The Florida Everglades has diminished in size and its existing wetland hydrology has been altered. The endangered snail kite (Rostrhamus sociabilis) has nearly abandoned the Everglades, and its prey, the apple snail (Pomacea paludosa), has declined.

Objective

We developed a population model (EverSnail) to understand apple snail response to inter- and intra-annual fluctuations in water depths over the Everglades landscape. EverSnail was developed as a tool to understand how apple snails respond to different hydrologic scenarios.

Methods

EverSnail is an age- and size-structured, spatially-explicit landscape model of P. paludosa in the Everglades. Landscape-level inputs are water depth and air temperature. We conducted sensitivity analyses by running EverSnail with ± 20 % the baseline value of eight parameters.

Results

EverSnail was sensitive to changes in survival and water depth associated with reproduction. The EverSnail population varied with changes and/or differences in depth generally consistent with empirical data; site-specific comparisons to field data proved less reliable.
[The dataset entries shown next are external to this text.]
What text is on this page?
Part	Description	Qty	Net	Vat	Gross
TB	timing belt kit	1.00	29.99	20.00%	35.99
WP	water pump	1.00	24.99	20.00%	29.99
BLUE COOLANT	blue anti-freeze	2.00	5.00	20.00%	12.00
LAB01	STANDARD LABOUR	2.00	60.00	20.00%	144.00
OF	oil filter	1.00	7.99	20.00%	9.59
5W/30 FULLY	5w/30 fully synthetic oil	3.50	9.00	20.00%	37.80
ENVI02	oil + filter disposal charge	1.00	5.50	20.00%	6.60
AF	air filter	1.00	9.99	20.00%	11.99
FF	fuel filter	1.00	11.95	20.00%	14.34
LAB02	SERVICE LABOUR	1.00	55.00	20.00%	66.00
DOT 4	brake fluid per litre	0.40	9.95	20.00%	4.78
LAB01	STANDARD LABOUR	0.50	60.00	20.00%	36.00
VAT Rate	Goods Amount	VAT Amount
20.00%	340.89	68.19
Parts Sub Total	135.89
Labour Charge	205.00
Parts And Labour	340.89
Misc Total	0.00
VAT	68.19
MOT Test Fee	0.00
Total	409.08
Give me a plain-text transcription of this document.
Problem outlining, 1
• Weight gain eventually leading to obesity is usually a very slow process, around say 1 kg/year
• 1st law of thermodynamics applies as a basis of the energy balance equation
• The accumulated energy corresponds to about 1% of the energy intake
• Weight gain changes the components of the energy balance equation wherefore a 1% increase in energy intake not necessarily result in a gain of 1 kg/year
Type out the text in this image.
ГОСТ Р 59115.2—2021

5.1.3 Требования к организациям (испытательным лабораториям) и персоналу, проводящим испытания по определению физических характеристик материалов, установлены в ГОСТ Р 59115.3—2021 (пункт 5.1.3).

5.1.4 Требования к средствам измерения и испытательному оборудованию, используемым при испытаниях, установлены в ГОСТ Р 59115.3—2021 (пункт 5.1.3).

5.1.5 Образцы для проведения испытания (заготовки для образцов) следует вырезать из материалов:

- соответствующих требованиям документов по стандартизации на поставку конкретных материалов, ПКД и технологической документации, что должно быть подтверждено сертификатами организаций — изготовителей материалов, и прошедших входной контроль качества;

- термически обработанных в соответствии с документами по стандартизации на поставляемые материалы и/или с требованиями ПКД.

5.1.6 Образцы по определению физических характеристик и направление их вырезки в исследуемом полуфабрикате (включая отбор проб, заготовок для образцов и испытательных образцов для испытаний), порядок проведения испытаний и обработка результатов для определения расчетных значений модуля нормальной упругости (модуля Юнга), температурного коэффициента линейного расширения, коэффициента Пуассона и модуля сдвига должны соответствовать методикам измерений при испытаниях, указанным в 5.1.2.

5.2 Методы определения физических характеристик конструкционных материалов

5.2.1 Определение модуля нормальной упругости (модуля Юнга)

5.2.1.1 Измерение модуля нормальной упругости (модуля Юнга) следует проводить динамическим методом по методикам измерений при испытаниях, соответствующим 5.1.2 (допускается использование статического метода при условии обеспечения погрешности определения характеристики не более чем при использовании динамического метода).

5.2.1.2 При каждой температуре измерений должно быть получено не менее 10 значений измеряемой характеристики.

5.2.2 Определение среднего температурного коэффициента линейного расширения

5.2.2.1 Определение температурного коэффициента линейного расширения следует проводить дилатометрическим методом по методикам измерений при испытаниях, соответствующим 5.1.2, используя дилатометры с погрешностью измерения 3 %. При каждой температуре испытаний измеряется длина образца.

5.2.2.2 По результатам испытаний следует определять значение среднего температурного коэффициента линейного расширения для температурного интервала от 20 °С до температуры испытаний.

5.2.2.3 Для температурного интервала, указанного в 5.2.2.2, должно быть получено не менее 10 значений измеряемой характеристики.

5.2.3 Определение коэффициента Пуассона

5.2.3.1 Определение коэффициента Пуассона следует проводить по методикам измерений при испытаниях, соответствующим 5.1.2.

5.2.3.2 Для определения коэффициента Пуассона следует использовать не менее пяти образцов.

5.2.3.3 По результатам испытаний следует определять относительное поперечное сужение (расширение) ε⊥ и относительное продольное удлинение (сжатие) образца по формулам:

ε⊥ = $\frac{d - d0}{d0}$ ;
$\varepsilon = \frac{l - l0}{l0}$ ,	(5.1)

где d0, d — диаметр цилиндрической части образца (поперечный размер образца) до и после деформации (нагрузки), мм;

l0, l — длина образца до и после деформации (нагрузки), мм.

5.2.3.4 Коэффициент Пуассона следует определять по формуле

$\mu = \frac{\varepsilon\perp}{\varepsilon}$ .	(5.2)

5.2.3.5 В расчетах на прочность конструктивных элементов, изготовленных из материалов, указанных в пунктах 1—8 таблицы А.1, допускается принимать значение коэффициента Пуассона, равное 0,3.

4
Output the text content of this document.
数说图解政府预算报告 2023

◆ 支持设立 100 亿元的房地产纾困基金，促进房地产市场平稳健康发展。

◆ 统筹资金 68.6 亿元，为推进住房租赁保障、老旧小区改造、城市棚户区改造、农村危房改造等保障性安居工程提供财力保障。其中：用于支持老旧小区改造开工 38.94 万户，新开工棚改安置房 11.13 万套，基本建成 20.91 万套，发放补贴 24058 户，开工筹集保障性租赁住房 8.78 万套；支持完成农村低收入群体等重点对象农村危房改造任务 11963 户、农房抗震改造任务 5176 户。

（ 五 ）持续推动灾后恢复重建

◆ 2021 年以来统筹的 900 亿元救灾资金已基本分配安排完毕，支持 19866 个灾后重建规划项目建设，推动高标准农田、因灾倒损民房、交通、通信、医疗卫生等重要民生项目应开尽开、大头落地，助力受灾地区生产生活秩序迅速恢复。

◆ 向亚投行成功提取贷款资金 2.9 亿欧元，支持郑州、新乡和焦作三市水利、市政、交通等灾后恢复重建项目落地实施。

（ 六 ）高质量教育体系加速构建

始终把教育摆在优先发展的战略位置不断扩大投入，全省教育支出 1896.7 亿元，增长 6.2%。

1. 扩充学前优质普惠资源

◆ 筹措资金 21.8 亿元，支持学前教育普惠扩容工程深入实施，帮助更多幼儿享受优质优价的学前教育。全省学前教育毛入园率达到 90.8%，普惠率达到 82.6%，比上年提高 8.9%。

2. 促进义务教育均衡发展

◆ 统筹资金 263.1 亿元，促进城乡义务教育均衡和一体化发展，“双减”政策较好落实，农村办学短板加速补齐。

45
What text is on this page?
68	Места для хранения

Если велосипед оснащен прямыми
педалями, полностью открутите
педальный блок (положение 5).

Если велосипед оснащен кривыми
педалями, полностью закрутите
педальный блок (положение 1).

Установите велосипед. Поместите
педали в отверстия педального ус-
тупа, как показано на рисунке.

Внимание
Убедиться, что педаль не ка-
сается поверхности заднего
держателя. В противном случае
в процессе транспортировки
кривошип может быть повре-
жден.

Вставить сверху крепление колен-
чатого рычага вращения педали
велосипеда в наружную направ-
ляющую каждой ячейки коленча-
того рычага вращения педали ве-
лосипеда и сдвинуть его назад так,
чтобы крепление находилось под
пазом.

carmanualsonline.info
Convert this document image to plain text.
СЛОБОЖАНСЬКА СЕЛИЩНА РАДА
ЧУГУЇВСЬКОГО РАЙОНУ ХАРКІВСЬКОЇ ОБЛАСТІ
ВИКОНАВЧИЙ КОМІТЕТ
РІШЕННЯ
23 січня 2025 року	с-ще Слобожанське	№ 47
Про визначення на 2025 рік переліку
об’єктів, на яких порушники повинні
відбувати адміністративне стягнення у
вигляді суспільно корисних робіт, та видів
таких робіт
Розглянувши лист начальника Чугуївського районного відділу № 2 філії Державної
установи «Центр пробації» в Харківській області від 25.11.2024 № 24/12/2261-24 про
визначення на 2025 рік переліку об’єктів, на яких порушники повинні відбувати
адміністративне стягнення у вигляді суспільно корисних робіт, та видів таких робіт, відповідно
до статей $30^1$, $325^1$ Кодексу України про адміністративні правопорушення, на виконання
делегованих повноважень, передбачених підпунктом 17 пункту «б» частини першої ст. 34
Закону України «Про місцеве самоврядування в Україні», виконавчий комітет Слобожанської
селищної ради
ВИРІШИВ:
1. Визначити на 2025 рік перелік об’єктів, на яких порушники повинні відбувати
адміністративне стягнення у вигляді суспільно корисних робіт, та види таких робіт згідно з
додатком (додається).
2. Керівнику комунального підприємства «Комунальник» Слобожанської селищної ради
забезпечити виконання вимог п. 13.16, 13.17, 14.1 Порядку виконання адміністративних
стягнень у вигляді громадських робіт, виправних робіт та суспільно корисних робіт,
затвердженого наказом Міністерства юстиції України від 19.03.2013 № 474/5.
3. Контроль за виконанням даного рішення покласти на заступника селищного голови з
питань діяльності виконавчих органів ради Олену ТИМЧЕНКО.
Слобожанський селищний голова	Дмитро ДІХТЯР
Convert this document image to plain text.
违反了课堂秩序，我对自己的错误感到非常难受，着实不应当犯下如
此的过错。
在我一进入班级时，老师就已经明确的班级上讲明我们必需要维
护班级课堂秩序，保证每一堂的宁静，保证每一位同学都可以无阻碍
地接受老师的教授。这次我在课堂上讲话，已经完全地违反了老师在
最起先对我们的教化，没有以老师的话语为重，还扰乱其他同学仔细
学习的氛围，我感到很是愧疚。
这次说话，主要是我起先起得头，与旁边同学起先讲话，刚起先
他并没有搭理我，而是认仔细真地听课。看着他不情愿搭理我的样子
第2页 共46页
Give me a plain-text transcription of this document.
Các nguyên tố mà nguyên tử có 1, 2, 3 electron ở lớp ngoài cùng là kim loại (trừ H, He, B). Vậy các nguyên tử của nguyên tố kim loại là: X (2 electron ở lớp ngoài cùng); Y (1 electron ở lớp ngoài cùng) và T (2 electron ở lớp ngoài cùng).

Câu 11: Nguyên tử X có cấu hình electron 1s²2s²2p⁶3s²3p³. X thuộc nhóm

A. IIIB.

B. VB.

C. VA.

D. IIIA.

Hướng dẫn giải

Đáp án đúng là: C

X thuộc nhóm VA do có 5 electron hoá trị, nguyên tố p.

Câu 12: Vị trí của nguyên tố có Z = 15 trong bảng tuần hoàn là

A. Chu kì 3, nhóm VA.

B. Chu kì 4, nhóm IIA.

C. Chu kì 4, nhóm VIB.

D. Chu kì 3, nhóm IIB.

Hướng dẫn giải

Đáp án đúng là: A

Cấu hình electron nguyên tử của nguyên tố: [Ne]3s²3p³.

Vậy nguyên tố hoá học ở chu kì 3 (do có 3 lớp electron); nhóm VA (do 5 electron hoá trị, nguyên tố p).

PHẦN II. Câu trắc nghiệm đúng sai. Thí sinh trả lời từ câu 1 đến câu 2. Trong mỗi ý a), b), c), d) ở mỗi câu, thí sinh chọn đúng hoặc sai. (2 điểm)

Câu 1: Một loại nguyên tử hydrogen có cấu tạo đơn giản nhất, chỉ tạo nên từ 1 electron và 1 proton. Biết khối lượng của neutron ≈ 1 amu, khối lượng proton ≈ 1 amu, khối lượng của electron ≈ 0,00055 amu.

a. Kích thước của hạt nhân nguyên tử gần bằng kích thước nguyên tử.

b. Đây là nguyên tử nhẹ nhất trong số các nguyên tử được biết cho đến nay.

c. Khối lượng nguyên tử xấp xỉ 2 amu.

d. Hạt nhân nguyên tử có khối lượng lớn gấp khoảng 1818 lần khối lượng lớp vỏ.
A simulated 3-year wet period resulted in a shift in apple snail distribution, but little change in total abundance over the landscape. In contrast, a simulated 3-year succession of relatively dry years resulted in overall lower snail abundances.

Conclusions

Comparisons of model output to empirical data indicate the need for more data to better understand, and eventually parameterize, several aspects of snail ecology in support of EverSnail. A primary value of EverSnail is its capacity to describe the relative response of snail abundance to alternative hydrologic scenarios considered for Everglades water management and restoration.